— Дней на пять. Садись и съешь что-нибудь, совсем не обязательно рассыпаться передо мной мелким бесом…
Он понимал, что Мараид чувствует себя виноватой в исчезновении Сиобан.
— Мне кажется, у Девлина воспаление предстательной железы, последнее время ему очень тяжело писать.
Разговор готов был перейти на ветеринарную тему, но его нарушил звук опускаемой в ящик почты.
Мараид повернулась и вышла из кухни, оставив дверь открытой. Пирсон, занятый мьюзли, тем не менее поглядывал на дверь.
Из прихожей слышался шорох разбираемых конвертов, и, как всегда по утрам, когда он был дома, эта процедура казалась ему бесконечной. Наконец Мараид вернулась в кухню, рассматривая пачку из четырех или пяти конвертов.
— Это из ассоциации юристов, счет за телефон… — Мараид радостно вздрогнула. — Письмо от Сиобан, с венесуэльским штампом.
В кухне повисла мертвая тишина. Сердце Пирсона готово вырваться из груди. Он трясущимися руками отодвинул молочник и посмотрел на Мараид, которая со слезами на глазах протягивала ему конверт. Он нежно взял ее за руку и погладил.
— Может быть, прочтешь вслух?..
Мараид всхлипнула, кивнула и осторожно распечатала конверт чистым ножом.
— Благослови ее Господь, она написала длинное письмо.
— Когда она его написала?
— Девятнадцатого. Пять недель назад. Но проштемпелевано всего восемь дней назад… Посмотри сам. — Мараид протянула конверт мужу. Венесуэльский штамп, отправлено из Каракаса.

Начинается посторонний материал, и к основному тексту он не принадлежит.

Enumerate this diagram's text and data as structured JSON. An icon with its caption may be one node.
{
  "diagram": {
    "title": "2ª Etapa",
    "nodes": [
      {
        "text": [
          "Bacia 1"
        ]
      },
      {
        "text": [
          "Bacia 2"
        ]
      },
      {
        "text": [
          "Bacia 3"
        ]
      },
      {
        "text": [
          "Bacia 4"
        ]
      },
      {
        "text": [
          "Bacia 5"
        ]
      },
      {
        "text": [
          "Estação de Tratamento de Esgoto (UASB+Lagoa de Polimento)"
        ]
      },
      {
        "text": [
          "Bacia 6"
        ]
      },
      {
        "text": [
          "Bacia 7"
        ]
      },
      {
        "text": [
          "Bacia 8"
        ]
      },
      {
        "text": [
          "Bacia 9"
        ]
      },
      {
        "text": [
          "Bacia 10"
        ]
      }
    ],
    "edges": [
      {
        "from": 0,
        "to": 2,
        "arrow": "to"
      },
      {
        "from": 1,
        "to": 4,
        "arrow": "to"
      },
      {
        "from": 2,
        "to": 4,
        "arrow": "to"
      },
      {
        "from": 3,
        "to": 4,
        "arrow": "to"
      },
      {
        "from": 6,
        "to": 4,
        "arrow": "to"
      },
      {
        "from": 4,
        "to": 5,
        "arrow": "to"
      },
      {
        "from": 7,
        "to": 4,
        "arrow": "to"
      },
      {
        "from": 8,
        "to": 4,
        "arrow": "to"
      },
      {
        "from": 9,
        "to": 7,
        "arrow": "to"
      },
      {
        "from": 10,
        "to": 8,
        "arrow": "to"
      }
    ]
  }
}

У Пирсона отлегло от души.
— Читай.
«Дорогие мама и папа, жизнь в Риме прекрасна. Я пыталась дозвониться вам, но все время было занято или никто не отвечал. Так что все расскажу подробно, когда нам наконец удастся поговорить. — …Так, здесь стоит восклицательный знак. Ох, я так нервничаю. — Я познакомилась с прекрасным парнем, он из Венесуэлы, это в Южной Америке, если вы не знаете. И, хотя он настаивает на нашей женитьбе, я сказала, что этого не произойдет, пока я не закончу учебу и пока мама и папа не дадут своего благословения. Он пригласил меня на несколько недель в Венесуэлу позаниматься под руководством знаменитого южноамериканского композитора Энрике Лопеса Фуэрте. Мне на самом деле хочется поехать, все равно ведь я не дома, так что ничего здесь страшного. Когда вы получите это письмо, я буду лететь в самолете или уже находиться в Венесуэле, откуда сразу же позвоню вам. Как поживает Девлин? Погладьте его от меня по животику. Пожалуйста, не беспокойтесь обо мне…»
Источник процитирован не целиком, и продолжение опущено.